In fact, when it comes to this, many friends will think, so adhoc is more risky. Yes, otherwise what is adhoc? This is why airlines also encourage you to sign a BSA. A relatively healthy flight should have about 80% BSA, and the rest should be free sales. Such a composition will have both a fixed cargo base and flexible deployment space.
Some friends will also think that the free sales position will have a great impact on the second generation? Because they do not have their own fixed positions, prices and positions are subject to generational constraints. Yes, but don’t forget, free sales positions are treated equally even for one generation. Without the stipulation of the contract, the price and position must follow the market. Therefore, if conditions permit, try to allocate important goods to fixed positions. This is also the biggest attraction that dealers give to the second generation, because their prices are relatively more stable and their positions are more guaranteed. You must know that the airline will not and cannot arbitrarily change the price and position in the bookmaker’s contract.
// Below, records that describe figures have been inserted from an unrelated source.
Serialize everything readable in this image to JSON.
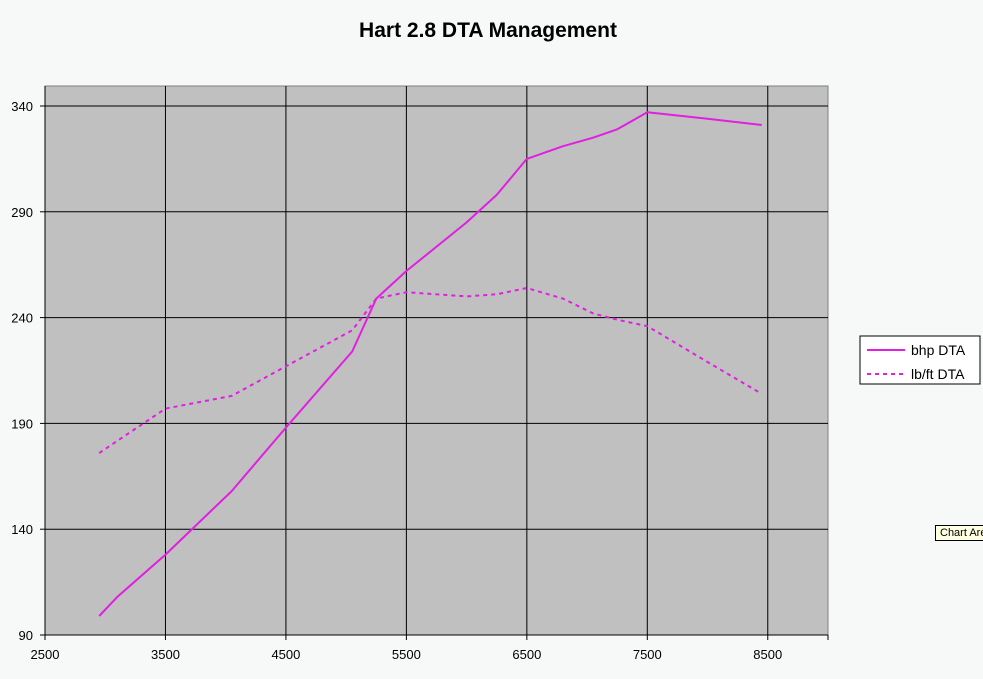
{
  "chart_data": {
    "type": "line",
    "title": "Hart 2.8 DTA Management",
    "xlabel": "",
    "ylabel": "",
    "xlim": [
      2500,
      9000
    ],
    "ylim": [
      90,
      340
    ],
    "xticks": [
      2500,
      3500,
      4500,
      5500,
      6500,
      7500,
      8500
    ],
    "yticks": [
      90,
      140,
      190,
      240,
      290,
      340
    ],
    "grid": true,
    "plot_background": "#c0c0c0",
    "legend_position": "right",
    "series": [
      {
        "name": "bhp DTA",
        "style": "solid",
        "color": "#e020e0",
        "x": [
          2950,
          3100,
          3500,
          4050,
          4500,
          5050,
          5250,
          5500,
          6000,
          6250,
          6500,
          6800,
          7050,
          7250,
          7500,
          8000,
          8450
        ],
        "y": [
          99,
          108,
          128,
          158,
          188,
          224,
          249,
          262,
          285,
          298,
          315,
          321,
          325,
          329,
          337,
          334,
          331
        ]
      },
      {
        "name": "lb/ft DTA",
        "style": "dashed",
        "color": "#e020e0",
        "x": [
          2950,
          3500,
          4050,
          4500,
          5050,
          5250,
          5500,
          6000,
          6250,
          6500,
          6800,
          7050,
          7250,
          7500,
          8000,
          8450
        ],
        "y": [
          176,
          197,
          203,
          217,
          234,
          249,
          252,
          250,
          251,
          254,
          249,
          242,
          239,
          236,
          219,
          204
        ]
      }
    ]
  },
  "tooltip": "Chart Area"
}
If you say that, is the second generation at a disadvantage? always in a passive state. Of course not. We must look at the problem in its entirety, and try to avoid one-sided judgments. Think about it, in a year, there are low seasons and peak seasons. During peak seasons, the second generation may complain a lot, asking for positions without positions, and asking for prices without prices. But in the off-season, the profit of the second generation is the highest, which is higher than that of the first generation. Because it was out of stock at that time, the price must be very low, and then the second generation found a first-generation coload with a suitable price, and then its own profit was guaranteed, but the first-generation filled the position in order to receive the goods, it is likely to go out at a loss. Therefore, we cannot be blindfolded. So here, I would like to stress again that everyone is an expert, don’t do things that harm others or even harm others, and take a long-term view. The norms of the industry also depend on us to maintain, and we can’t smash our own jobs.
At the same time, this situation also highlights the importance of maintaining a stable performance. In the off-season, even if everyone is out of stock, you go to support, and people will support you in the peak season. This is the same for both airlines and a generation. Who cares about people who are out of stock in the off-season and squeeze positions in the peak season?